Monday, August 13, 2012

On to the land of tatting

I've gone from babyland to the land of tatting, all with the little exercise of the making the samples for the LACE group.  I admit there had been a hankering for the tatting for a while but this got me going.

After I finished the samples, I was looking through one of the books I'd been using and came across a pattern that was just like the one I'd found in the 1933 craft magazine (click here for more info on that one).  I'm so fascinated by this technique of tatting a pattern with an open middle and then needle weaving a pattern in the opening.  The pattern I just found is in a Dover publication but the original publication of the pattern was probably in this same time frame - early 1930's.  See what you think.

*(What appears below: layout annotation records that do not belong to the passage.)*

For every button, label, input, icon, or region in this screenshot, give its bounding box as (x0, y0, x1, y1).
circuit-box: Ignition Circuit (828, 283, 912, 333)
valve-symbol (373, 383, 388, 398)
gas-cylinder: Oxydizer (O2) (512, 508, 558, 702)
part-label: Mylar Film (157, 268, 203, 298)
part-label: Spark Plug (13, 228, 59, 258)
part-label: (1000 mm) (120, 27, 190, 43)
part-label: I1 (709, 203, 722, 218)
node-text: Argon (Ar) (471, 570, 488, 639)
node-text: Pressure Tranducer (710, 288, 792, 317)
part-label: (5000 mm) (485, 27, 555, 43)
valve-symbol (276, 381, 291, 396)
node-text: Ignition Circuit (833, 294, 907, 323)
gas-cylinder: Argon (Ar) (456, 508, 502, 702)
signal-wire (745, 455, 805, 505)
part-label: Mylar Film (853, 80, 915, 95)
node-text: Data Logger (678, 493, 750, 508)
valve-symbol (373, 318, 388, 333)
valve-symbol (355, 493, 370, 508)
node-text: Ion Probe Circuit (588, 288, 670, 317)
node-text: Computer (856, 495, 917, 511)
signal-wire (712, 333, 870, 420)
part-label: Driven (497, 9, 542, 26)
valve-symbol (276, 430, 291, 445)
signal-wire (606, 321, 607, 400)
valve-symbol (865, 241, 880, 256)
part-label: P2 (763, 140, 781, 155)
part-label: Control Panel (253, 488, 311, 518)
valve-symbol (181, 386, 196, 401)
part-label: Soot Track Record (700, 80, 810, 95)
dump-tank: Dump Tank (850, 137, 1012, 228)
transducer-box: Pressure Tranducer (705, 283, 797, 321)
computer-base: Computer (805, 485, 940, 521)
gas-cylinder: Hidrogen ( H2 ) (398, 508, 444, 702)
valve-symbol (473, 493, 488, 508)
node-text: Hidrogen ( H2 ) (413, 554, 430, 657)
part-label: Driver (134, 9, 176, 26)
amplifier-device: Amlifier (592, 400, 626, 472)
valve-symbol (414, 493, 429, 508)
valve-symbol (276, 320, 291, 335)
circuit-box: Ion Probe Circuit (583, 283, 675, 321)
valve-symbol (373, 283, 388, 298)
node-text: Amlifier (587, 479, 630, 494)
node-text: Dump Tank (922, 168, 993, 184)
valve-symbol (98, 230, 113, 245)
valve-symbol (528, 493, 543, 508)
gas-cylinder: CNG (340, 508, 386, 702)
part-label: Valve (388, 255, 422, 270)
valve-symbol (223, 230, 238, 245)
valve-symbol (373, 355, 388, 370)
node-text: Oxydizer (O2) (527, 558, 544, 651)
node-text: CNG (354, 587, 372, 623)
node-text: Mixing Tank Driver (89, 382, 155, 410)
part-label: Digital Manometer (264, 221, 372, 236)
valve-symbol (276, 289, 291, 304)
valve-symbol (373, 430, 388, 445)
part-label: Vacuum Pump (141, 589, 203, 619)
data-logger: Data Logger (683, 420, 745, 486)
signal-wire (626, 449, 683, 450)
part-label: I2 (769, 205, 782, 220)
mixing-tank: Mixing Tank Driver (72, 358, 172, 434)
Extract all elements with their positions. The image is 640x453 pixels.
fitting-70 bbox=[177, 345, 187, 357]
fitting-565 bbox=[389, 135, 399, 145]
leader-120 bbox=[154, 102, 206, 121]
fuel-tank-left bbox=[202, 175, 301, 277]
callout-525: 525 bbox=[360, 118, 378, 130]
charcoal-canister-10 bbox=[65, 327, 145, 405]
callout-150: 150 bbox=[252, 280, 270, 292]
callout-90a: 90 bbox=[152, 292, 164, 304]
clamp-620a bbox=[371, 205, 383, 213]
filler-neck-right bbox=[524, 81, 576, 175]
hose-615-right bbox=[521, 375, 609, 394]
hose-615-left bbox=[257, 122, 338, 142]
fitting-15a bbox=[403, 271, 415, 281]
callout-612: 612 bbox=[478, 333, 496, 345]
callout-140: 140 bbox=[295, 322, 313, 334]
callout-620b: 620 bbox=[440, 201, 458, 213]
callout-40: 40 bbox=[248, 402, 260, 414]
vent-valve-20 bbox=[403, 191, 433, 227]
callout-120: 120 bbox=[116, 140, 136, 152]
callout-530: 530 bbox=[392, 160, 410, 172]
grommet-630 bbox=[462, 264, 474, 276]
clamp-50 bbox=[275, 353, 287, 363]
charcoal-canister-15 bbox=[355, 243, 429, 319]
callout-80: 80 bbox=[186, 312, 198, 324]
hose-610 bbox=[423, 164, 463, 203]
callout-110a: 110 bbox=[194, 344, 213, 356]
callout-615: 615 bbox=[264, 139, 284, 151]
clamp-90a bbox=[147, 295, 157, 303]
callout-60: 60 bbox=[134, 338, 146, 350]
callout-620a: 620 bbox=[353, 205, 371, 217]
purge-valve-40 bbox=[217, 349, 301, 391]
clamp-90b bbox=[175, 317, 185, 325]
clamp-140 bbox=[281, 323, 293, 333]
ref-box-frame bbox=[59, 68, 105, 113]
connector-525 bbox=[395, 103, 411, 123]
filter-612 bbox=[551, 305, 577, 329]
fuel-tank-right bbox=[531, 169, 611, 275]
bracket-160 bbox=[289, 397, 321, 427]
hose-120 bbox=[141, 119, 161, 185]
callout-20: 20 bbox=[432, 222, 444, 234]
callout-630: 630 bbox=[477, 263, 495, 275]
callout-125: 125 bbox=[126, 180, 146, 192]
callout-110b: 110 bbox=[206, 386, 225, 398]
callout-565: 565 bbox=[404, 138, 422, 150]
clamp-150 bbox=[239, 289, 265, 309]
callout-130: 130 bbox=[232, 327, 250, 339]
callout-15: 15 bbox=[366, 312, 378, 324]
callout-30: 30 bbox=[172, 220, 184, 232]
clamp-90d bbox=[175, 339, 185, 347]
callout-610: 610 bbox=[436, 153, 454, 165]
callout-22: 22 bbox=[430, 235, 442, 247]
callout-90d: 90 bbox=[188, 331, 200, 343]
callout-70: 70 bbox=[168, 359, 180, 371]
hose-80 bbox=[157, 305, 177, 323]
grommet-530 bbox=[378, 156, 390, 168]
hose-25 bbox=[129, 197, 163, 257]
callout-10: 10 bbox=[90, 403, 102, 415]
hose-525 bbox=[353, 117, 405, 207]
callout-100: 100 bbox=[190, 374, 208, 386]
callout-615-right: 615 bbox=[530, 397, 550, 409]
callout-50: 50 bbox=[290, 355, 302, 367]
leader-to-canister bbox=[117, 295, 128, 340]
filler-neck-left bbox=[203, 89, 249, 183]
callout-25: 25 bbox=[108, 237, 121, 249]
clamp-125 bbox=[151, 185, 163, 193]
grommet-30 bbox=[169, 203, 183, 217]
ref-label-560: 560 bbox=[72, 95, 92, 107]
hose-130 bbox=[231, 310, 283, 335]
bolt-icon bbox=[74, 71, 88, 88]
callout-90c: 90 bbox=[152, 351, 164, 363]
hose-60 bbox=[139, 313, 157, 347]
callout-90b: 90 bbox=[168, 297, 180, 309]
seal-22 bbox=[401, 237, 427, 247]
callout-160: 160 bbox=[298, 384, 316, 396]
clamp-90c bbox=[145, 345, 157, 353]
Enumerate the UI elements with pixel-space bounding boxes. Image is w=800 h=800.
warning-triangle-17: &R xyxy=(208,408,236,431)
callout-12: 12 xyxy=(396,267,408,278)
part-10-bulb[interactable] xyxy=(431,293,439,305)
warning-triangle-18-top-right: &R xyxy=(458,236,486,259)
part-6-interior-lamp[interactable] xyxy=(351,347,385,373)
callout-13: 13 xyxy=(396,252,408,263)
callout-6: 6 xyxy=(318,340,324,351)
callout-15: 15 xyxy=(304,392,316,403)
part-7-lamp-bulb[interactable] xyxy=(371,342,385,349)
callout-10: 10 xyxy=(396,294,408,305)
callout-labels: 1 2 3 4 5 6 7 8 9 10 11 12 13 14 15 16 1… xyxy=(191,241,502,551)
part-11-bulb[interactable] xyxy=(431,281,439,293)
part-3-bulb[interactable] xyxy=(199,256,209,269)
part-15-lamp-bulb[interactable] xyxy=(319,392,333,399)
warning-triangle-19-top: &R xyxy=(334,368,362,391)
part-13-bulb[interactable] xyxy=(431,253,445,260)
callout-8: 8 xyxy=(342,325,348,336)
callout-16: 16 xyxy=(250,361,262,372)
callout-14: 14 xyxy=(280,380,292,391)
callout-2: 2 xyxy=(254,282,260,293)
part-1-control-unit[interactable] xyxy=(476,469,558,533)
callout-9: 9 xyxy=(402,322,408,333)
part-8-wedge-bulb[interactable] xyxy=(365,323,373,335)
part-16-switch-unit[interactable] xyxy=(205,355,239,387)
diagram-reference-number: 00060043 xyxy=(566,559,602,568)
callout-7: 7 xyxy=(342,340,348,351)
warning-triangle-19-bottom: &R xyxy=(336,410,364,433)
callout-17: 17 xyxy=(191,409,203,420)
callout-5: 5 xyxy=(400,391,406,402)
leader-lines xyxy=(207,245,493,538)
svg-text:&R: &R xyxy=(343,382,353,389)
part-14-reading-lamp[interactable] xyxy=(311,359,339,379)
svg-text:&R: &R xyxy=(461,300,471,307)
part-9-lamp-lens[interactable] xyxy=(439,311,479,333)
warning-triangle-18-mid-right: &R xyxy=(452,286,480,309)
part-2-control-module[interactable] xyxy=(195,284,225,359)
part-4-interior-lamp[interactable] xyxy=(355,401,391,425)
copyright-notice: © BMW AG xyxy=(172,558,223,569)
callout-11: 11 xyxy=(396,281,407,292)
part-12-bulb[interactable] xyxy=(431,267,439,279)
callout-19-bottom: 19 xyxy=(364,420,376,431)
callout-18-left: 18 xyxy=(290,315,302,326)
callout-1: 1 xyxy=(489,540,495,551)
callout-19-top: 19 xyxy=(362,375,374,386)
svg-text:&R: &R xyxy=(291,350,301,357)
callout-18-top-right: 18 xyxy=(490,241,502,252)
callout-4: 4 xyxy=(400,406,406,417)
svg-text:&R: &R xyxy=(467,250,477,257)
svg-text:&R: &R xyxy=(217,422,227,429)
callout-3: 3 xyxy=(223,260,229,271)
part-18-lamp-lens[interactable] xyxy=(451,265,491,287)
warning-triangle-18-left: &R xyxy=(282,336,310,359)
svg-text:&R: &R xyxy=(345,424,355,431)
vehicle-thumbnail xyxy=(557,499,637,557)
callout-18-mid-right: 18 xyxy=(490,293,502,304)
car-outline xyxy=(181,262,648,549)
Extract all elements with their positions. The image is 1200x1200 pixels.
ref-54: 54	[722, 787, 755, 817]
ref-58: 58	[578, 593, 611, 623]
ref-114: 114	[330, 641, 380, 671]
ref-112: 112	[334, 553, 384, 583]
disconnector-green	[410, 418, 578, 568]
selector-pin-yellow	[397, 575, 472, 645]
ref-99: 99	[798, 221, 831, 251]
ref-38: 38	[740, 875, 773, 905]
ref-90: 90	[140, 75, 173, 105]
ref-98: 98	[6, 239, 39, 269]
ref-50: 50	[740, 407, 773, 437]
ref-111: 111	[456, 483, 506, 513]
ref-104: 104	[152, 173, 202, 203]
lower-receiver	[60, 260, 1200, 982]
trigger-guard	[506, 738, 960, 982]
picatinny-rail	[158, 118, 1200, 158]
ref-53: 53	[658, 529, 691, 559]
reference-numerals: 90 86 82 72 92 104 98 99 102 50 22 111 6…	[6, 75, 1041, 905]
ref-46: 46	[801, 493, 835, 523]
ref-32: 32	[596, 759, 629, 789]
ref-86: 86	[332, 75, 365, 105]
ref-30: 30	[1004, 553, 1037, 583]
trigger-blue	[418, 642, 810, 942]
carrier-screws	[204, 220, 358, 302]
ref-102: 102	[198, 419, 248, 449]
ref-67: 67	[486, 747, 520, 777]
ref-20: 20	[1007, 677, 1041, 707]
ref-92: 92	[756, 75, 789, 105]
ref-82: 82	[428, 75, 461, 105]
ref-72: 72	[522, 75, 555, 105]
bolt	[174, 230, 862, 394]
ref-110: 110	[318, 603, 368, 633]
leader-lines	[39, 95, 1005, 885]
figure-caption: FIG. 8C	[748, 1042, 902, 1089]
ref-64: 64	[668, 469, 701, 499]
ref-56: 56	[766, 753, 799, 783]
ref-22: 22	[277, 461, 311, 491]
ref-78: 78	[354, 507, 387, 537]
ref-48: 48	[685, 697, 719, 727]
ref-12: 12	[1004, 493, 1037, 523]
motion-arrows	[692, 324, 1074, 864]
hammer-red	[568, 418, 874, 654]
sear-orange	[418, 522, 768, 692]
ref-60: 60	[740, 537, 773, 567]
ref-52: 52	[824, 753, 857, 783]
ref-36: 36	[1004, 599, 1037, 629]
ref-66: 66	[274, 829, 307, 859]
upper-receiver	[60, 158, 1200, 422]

First you tat the "frame."
These are 4 identical motifs that were joined as I worked.  The way the pattern was written made the final join in the motif extremely challenging but I found that by changing the starting point from the ring in the middle of the side to the 4-ring motif in the corner, it solved the challenge and made it easy as pie.  It's easier and I'm allowed to do that. Working the following 3 motifs, getting the joins in the right place however, entailed the challenge of paying attention to where I was at all time and making consciously sure I was joining to the right picot (see previous post about "ripping out" tatting - not fun).  Of course, I had to test my powers of tatting by doing all this by watching the movie Inception.  I love that movie but I don't recommend tatting something complex while watching it.  That is, unless you've seen it more than 10 times. 

Now that I have the framework in place, I can work the inner weaving patterns.
Like this.  Isn't that interesting?  Click on the photo for a closer look.

I've got it pinned to one of my bobbin lace pillows to make sure it doesn't get skewed in the weaving.  I also steam ironed it before I started.  The helps set everything in place.  Tatting's pretty solid but it just adds a bit of structure as the weaving is worked.

The needle weaving is very relaxing and contemplative.

I've been wondering how this could be worked with knitting (not sure how that would hold up) and crochet (I think crochet could totally work).  I even thought about the possibility of working this in a sweater or other garment.  You could certain even work the tatting and use it as a centerpiece in a knitted garment.  How about doing it in a circle and using it as the yoke of a sweater?  That could be very, very cool.

By the way, for those that care, I'm working this using Lizbet size 20 Egyptian cotton in Mocha Brown Medium.  It's a 6-cord cardonnet thread which is more tightly spun than regular crochet thread and more suited to tatting.  You can use crochet thread but it doesn't hold up as well or have as much body for tatting.